Contraband of War

The story of how runaway slaves helped launch the movement toward wartime emancipation in spring 1861 is becoming better known, yet it remains one that is typically not featured in history textbooks or classrooms.  However, students and teachers can find numerous resources online to help explain this fascinating tale of ordinary people fighting for their own freedom.  The main question for students revolves around a hotly debated judgment call that has divided modern scholars  –to what degree did slaves help free themselves during the Civil War?.

Adam Goodheart has an excellent piece adapted from his book 1861 and available online from the New York Times magazine that details the story of three Virginia slaves –Frank Baker, Shepard Mallory and James Townsend– who rowed across the James River on May 23, 1861 and presented themselves to Union army officials at Fort Monroe near Norfolk, setting in motion a chain of events that led General Benjamin Butler to get approval from the War Department effectively declaring these men as “contraband of war” and preventing them from being returned to their Confederate army masters.  You can read Butler’s first dispatch on the subject (May 24, 1861) and the encouraging response from the War Department (May 30, 1861), which tentatively authorized the contraband policy.  See also a more complete authorization from Secretary of War Simon Cameron on August 8, 1861.  If you want to review dozens of such Union Army’s documents on contrabands, simply consult the War of the Rebellion: Official Records (OR), Series II, Volume 1, “Prisoners of War, Etc.,” available online in several places, including from the Making of America / Cornell.  But note that Butler himself did not use the phrase “contraband of war” at least in writing until July 30, 1861, in a letter to Secretary of War Simon Cameron.  By then, the phrase had already been popularized in the northern press, though historian James Oakes suggests that it was Butler who had first promoted the idea of “contrabands” in his conversations with reporters.

Goodheart’s work helped launch the New York Times  blog series, “Disunion,” a first-rate resource for students and teachers that’s much easier to digest than the OR.  See especially posts by these contributors on emancipation-related topics:  Gregory P. Downs, Steven Hahn, Taft Kiser, and  William G. Thomas.  These brief essays provide a better sense of how freedom began to happen during the first year of the war –long before the actual Emancipation Proclamation.  Disunion posts are especially helpful for providing memorable details about often-obscure figures. There is also one particularly useful piece from the Disunion series that helps summarize recent debates among scholars on the emancipation issue, provocatively entitled, “Was Freedom Enough?”  It is also worth noting that there is an independent but well-written blog series from historian Donald R. Shaffer called “Civil War Emancipation” that is entirely devoted to these issues and particularly good about highlighting online primary sources.  See also this useful post from Jared Frederick at the “History Matters” blog which details historian Gary Gallagher’s claim that the Union army itself deserves more credit for spreading freedom.

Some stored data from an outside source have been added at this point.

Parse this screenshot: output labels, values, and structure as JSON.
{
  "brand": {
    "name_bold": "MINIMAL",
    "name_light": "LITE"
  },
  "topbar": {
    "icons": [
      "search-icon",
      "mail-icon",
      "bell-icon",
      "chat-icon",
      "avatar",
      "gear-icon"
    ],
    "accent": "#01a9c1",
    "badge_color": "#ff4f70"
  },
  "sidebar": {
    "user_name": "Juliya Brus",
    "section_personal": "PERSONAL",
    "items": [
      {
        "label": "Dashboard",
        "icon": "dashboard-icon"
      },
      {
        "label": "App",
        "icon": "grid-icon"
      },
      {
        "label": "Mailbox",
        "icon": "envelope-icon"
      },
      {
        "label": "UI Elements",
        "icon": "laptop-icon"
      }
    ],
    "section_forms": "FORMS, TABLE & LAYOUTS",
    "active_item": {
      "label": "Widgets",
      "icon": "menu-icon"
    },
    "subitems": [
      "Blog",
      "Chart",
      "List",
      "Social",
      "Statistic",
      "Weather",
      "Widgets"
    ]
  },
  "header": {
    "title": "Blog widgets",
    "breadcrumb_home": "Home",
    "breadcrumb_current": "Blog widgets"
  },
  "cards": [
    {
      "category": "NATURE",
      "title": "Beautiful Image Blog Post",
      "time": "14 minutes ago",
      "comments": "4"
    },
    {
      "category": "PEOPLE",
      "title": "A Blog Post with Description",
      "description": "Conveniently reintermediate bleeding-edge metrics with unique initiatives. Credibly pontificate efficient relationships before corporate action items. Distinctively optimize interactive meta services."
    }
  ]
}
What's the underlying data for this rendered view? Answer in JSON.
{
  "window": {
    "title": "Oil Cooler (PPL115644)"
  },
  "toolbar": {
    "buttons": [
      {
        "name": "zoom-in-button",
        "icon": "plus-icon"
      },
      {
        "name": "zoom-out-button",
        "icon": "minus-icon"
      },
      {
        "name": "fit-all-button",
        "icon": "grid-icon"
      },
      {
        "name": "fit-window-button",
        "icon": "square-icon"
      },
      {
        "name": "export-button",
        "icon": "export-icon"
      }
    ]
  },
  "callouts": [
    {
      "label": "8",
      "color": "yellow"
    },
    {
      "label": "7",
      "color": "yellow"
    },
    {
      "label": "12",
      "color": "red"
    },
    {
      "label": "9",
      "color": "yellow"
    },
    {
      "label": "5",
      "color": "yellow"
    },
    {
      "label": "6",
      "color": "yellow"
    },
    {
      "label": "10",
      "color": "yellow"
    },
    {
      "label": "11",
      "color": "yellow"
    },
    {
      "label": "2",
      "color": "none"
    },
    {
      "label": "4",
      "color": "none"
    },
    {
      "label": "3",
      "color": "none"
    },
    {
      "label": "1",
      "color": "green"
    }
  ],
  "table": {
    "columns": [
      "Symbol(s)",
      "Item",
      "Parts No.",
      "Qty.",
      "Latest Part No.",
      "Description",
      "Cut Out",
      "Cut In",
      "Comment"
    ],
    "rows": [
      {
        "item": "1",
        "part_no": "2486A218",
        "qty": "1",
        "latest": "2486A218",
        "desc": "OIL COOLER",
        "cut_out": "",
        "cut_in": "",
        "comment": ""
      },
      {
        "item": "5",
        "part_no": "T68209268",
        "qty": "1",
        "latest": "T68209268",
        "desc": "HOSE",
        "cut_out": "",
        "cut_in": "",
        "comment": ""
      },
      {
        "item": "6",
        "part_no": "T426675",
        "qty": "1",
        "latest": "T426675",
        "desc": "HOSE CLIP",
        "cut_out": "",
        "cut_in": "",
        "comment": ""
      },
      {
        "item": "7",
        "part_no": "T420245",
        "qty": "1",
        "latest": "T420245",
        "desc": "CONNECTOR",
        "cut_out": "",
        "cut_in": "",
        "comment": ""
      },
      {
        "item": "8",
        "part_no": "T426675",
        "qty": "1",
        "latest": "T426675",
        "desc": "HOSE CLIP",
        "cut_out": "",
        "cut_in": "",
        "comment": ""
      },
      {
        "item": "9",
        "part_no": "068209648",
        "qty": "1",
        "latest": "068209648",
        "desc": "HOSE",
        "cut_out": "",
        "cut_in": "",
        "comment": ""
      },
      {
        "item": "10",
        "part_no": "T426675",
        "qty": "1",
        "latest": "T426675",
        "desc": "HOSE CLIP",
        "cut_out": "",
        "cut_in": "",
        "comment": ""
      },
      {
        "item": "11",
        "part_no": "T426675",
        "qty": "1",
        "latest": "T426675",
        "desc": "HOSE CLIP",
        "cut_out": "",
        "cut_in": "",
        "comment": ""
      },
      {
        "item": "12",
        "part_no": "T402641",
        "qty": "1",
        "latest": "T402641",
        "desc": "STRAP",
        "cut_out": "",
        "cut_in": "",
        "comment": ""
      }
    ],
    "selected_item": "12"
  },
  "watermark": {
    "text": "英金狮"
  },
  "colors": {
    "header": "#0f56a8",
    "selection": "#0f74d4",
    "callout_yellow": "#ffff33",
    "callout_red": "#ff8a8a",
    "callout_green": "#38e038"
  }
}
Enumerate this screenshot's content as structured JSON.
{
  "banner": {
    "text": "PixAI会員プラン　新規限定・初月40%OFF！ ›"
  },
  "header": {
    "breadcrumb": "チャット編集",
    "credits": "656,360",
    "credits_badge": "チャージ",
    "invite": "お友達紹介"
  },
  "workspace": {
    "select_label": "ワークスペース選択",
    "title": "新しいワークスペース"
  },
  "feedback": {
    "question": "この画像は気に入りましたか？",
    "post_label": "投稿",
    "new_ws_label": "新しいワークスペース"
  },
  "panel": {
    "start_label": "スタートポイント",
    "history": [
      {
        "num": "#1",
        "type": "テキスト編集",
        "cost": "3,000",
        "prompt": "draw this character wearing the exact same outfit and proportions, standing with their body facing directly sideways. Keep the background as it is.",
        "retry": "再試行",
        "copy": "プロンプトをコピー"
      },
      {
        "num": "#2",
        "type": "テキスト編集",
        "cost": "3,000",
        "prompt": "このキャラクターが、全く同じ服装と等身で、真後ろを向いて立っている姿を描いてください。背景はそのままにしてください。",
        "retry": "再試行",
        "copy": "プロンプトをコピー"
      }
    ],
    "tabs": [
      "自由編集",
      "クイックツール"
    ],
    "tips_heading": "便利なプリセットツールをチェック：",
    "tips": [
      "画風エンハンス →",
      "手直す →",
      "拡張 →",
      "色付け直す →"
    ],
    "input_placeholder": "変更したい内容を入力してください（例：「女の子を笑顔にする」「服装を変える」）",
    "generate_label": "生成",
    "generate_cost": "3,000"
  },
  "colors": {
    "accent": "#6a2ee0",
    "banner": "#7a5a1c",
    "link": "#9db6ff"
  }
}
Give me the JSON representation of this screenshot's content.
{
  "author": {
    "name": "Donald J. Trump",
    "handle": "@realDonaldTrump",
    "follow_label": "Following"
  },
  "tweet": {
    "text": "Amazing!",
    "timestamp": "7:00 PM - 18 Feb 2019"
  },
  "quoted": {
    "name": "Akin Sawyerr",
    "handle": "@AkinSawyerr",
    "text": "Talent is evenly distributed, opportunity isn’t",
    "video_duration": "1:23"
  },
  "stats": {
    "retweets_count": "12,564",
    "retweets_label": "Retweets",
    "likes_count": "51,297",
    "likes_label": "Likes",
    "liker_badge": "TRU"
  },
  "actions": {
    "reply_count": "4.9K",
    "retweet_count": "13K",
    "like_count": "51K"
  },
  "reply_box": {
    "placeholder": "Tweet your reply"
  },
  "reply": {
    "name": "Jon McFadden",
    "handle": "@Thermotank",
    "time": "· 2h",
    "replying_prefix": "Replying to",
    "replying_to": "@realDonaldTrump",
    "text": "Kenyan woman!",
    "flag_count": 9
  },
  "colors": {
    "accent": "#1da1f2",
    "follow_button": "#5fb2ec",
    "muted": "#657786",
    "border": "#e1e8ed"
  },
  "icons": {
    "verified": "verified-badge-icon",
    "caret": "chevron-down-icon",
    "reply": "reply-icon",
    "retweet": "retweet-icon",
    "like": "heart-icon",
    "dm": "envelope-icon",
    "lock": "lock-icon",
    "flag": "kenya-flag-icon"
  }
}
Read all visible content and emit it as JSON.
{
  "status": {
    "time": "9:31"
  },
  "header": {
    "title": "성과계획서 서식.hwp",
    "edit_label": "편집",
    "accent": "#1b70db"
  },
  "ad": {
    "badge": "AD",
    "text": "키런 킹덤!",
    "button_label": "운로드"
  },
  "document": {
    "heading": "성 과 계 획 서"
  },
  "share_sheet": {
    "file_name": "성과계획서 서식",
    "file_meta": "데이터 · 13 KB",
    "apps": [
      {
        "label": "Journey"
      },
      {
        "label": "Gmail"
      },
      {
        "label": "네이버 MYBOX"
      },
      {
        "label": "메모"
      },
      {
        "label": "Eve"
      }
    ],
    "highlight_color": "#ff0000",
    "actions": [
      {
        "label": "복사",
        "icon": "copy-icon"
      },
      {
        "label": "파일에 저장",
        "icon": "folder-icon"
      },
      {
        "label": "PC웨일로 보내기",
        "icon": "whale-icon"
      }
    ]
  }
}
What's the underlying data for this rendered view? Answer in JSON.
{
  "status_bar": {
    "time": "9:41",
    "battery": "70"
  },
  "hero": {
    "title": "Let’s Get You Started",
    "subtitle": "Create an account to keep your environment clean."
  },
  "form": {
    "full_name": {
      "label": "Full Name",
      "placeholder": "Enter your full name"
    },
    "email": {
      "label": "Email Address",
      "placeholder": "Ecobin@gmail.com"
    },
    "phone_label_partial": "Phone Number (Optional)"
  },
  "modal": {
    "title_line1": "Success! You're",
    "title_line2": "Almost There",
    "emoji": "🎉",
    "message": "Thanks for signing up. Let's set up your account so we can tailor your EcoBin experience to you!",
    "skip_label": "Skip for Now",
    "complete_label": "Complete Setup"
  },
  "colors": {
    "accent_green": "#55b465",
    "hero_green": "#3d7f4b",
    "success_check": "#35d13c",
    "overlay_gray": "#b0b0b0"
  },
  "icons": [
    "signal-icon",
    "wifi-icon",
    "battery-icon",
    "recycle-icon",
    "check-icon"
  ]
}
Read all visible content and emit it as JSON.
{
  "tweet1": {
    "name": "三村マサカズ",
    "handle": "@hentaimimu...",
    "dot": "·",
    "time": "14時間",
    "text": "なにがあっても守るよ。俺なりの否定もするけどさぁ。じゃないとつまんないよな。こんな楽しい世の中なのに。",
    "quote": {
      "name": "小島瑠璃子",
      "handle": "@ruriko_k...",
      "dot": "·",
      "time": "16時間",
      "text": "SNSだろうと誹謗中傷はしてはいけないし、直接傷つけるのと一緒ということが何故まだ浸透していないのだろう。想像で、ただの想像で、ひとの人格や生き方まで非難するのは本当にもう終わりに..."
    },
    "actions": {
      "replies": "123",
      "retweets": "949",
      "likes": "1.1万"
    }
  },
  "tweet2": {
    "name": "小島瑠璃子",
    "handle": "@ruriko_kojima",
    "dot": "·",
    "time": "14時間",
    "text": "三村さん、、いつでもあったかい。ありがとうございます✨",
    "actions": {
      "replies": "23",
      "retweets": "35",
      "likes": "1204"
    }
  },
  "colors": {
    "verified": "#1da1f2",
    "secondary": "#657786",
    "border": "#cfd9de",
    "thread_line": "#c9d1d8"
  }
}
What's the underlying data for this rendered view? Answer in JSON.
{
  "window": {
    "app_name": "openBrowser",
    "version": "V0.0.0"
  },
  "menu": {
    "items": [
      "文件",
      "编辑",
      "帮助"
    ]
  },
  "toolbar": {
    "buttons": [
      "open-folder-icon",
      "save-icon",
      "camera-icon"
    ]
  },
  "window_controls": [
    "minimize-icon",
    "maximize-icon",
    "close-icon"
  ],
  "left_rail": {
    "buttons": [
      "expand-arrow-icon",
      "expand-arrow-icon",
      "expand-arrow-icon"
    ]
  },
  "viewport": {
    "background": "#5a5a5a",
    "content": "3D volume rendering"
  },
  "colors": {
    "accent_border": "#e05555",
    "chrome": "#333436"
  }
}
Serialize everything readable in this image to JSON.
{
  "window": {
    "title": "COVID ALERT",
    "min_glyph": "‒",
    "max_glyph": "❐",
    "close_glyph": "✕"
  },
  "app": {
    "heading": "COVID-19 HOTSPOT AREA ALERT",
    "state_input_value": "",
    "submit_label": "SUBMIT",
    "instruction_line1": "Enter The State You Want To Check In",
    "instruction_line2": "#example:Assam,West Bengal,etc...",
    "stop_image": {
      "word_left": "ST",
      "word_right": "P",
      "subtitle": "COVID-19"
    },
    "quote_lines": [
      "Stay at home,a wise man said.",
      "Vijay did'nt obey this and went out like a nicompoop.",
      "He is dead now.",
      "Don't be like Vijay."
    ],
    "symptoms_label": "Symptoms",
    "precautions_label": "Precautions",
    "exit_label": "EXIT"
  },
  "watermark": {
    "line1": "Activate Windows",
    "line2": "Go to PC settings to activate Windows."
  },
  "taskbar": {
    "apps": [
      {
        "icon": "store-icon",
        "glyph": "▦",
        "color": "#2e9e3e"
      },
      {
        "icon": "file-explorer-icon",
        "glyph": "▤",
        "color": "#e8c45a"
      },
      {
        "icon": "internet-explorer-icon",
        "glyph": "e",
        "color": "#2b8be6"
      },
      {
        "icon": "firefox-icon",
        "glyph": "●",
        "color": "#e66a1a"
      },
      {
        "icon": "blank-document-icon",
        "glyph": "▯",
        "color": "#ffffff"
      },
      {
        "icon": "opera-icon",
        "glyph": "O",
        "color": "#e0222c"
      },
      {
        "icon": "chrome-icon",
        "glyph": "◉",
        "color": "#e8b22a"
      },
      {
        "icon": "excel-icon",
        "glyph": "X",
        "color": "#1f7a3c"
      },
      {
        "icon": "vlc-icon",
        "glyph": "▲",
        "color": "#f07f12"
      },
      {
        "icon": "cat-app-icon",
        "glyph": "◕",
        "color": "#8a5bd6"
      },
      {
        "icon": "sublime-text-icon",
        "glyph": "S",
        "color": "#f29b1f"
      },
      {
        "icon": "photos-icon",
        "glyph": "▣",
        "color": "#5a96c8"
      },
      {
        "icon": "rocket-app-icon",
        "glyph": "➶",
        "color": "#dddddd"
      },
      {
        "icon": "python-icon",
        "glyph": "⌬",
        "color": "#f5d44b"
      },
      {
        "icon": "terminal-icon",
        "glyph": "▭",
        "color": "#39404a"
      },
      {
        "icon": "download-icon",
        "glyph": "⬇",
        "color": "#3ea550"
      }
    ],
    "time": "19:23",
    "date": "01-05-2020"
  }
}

Visualizing Emancipation, University of Richmond

One of the best educational resources for the general debate over how much slaves helped free themselves comes from an Annenberg Learner workshop available here.  Free materials include primary source document sets, historic images, background information, and lesson plan ideas.  But the most dynamic new portrait of the unfolding wartime freedom process comes from the University of Richmond’s “Visualizing Emancipation” animated map, which currently documents more than 3,000 specific emancipation “events” occurring between 1861 and 1865, mostly relying on records from the OR series.